Hestia was discovered by N. R. Pogson on 16 August 1857, at the Radcliffe Observatory, Oxford. Pogson awarded the honour of naming it to William Henry Smyth, the previous owner of the telescope used for the discovery. Smyth chose to name it after Hestia, Greek goddess of the hearth. This created a problem in Greek, where 4 Vesta also goes by the name Hestia.

The computed Lyapunov time for this asteroid is 30,000 years, indicating that it occupies a chaotic orbit that will change randomly over time because of gravitational perturbations of the planets.

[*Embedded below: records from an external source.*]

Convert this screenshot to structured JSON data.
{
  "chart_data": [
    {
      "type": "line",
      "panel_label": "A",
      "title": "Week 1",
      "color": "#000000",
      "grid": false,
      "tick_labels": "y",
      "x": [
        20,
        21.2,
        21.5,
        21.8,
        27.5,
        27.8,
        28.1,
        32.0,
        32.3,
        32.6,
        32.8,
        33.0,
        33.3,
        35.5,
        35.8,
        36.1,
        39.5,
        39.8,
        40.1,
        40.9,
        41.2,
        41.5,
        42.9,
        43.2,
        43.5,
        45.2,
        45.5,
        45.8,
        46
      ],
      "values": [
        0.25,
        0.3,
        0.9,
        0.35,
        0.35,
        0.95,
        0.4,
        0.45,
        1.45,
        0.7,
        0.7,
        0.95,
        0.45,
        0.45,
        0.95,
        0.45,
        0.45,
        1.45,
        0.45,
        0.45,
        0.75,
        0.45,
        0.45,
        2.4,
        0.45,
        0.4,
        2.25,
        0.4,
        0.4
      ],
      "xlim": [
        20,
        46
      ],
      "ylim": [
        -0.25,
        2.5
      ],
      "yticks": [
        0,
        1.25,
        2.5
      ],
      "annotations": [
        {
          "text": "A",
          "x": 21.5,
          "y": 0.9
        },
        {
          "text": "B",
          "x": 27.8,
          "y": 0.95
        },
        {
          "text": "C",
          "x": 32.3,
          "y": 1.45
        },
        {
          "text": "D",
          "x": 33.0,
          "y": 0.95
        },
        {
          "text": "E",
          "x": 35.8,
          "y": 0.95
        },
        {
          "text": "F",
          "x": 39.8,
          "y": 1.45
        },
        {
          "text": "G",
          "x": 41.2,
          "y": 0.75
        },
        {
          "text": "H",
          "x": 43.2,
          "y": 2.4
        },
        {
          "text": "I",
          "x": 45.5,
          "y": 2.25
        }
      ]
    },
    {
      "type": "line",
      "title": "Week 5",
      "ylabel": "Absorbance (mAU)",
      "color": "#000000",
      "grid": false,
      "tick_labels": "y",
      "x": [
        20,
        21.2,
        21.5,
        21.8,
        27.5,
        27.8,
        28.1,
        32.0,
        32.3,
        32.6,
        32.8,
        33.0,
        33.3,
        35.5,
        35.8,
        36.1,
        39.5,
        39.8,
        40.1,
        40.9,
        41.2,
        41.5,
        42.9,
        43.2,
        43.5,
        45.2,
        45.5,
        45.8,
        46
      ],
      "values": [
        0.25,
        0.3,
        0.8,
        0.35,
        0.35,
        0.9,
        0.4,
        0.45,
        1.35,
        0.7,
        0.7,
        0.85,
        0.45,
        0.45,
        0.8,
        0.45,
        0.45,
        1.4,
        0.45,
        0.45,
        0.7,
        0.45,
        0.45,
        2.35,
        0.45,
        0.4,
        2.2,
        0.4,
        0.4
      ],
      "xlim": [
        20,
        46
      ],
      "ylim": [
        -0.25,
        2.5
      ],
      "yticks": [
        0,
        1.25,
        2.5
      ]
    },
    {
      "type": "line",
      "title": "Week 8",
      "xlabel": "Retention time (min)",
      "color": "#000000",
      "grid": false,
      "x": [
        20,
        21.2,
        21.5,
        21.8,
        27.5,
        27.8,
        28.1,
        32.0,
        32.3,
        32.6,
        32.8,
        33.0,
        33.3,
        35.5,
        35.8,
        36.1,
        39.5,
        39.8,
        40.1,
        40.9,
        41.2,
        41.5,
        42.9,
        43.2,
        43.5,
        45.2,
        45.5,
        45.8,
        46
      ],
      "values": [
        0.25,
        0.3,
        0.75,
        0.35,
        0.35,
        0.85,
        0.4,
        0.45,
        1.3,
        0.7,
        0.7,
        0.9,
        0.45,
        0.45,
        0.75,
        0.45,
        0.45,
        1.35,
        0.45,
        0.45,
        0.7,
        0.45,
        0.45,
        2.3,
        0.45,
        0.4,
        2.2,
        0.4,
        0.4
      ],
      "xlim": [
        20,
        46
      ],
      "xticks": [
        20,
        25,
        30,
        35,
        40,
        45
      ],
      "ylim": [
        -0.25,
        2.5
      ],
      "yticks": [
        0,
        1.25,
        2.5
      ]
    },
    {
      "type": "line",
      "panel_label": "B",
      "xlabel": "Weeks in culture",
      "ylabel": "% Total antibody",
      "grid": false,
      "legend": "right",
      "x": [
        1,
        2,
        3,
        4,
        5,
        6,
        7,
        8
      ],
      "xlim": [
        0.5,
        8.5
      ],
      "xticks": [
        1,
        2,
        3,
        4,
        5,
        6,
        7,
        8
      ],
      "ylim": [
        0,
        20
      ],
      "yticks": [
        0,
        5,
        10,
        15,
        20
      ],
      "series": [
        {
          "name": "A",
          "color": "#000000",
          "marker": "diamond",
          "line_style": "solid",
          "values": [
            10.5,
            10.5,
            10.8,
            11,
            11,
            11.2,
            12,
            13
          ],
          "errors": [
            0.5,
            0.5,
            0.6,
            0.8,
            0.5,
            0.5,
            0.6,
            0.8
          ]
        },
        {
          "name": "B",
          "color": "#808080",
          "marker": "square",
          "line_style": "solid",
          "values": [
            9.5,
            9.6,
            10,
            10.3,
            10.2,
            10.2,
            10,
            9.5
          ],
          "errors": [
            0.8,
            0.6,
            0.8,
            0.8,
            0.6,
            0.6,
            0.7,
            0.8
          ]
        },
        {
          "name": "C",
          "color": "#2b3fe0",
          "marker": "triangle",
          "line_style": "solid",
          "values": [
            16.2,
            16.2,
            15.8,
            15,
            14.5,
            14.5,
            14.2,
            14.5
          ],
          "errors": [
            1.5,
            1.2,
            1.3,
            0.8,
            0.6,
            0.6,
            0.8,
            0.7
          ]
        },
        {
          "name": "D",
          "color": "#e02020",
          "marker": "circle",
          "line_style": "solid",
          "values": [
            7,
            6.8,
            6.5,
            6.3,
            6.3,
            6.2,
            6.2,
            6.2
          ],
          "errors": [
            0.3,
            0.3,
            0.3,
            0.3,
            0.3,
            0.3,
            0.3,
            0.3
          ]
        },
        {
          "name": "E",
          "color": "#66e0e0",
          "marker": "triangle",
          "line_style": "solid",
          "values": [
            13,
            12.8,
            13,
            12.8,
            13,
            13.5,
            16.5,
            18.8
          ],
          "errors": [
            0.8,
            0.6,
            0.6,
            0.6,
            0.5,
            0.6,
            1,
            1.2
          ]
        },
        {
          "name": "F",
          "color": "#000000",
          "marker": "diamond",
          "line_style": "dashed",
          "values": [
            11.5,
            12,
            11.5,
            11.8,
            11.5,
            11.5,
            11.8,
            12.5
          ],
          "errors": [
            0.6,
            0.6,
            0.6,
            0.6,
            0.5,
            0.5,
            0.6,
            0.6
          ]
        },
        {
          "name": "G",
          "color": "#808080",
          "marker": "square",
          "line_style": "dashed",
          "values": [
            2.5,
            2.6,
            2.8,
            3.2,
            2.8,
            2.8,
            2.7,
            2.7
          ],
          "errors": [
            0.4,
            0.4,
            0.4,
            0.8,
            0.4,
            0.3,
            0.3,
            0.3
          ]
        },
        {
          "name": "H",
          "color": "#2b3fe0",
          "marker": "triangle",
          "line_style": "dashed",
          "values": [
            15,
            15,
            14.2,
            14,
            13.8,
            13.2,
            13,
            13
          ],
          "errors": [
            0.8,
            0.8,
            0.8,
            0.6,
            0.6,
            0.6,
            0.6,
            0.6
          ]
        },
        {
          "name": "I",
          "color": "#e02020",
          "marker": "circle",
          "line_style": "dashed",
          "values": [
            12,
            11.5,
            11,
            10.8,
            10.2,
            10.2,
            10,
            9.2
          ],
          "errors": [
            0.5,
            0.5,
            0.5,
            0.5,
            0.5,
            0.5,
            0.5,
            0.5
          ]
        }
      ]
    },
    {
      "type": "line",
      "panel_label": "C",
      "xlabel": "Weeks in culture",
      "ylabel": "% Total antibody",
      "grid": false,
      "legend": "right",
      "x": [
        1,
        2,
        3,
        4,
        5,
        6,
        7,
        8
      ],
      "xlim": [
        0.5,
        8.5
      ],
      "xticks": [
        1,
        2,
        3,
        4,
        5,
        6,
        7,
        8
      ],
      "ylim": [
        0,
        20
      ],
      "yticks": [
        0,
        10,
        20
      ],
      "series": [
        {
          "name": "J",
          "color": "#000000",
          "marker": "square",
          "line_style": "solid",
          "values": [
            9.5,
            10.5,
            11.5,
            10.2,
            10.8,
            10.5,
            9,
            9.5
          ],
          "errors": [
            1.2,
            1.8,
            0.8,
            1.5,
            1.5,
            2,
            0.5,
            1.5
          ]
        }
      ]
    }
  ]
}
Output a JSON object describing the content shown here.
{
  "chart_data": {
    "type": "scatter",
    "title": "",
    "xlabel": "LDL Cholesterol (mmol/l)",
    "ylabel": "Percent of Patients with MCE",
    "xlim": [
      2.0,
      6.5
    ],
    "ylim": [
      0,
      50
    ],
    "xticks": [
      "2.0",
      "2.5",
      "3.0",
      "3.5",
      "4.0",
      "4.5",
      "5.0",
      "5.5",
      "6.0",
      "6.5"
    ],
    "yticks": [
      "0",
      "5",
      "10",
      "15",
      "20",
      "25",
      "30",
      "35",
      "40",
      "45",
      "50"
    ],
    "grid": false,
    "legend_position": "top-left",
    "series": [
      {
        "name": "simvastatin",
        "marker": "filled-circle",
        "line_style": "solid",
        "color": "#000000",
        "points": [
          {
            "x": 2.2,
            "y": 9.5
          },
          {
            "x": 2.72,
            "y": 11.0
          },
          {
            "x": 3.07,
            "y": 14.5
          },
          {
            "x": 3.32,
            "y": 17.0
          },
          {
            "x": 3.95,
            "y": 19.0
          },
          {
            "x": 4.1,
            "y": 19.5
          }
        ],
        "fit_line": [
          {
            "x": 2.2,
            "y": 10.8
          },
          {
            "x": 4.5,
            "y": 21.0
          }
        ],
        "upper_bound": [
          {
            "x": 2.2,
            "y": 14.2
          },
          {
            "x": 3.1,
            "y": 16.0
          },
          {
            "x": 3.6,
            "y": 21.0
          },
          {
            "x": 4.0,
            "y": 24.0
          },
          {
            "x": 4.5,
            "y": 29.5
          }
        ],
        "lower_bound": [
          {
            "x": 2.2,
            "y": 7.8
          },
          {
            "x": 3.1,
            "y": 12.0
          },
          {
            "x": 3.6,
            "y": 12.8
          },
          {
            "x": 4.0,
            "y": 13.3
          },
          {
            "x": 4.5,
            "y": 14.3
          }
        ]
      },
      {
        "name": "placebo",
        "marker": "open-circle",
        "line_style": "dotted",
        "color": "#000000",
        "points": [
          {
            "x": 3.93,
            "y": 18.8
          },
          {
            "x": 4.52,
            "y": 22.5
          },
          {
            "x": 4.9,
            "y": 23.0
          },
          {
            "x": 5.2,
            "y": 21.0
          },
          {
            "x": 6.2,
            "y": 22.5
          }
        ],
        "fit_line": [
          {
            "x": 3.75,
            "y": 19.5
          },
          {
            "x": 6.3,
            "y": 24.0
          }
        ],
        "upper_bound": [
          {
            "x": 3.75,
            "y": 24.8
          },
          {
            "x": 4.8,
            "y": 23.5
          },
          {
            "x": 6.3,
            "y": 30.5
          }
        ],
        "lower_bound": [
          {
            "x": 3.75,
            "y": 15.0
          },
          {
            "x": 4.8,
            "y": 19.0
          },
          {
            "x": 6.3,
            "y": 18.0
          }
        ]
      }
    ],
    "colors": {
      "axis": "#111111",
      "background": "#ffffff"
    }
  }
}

Hestia has been studied by radar. 13-cm radar observations of this asteroid from the Arecibo Observatory between 1980 and 1985 were used to produce a diameter estimate of 131 km. In 1988 a search for satellites or dust orbiting this asteroid was performed using the UH88 telescope at the Mauna Kea Observatories, but the effort came up empty.

==Properties==
Photometric observations made in 2012 at the Organ Mesa Observatory in Las Cruces, New Mexico produced a light curve with a period of 21.040 ± 0.001 hours. There are two brightness minima, having luminosity variations of 0.05 and 0.12 in magnitude, respectively.

In 2000, Michalak estimated Hestia to have a mass of 3.5×10^18 kg. (Note: (2000 mass estimate of 46 Hestia 0.018 / Mass of Ceres 4.75) * Mass of Ceres 9.43E+20 = 3.573E+18)

Even though Hestia is only about 124 km in diameter, in 1997, Bange and Bec-Borsenberger estimated Hestia as having a mass of 2.1×10^19 kg, based on a perturbation by 19 Fortuna. (Note: (Older mass estimate of Hestia 0.109 / Mass of Ceres 4.75) * Mass of Ceres 9.43E+20 = 2.163E+19) This older 1997 estimate would give it a density of 14+ g/cm^{3} and make Hestia more massive than several much larger asteroids.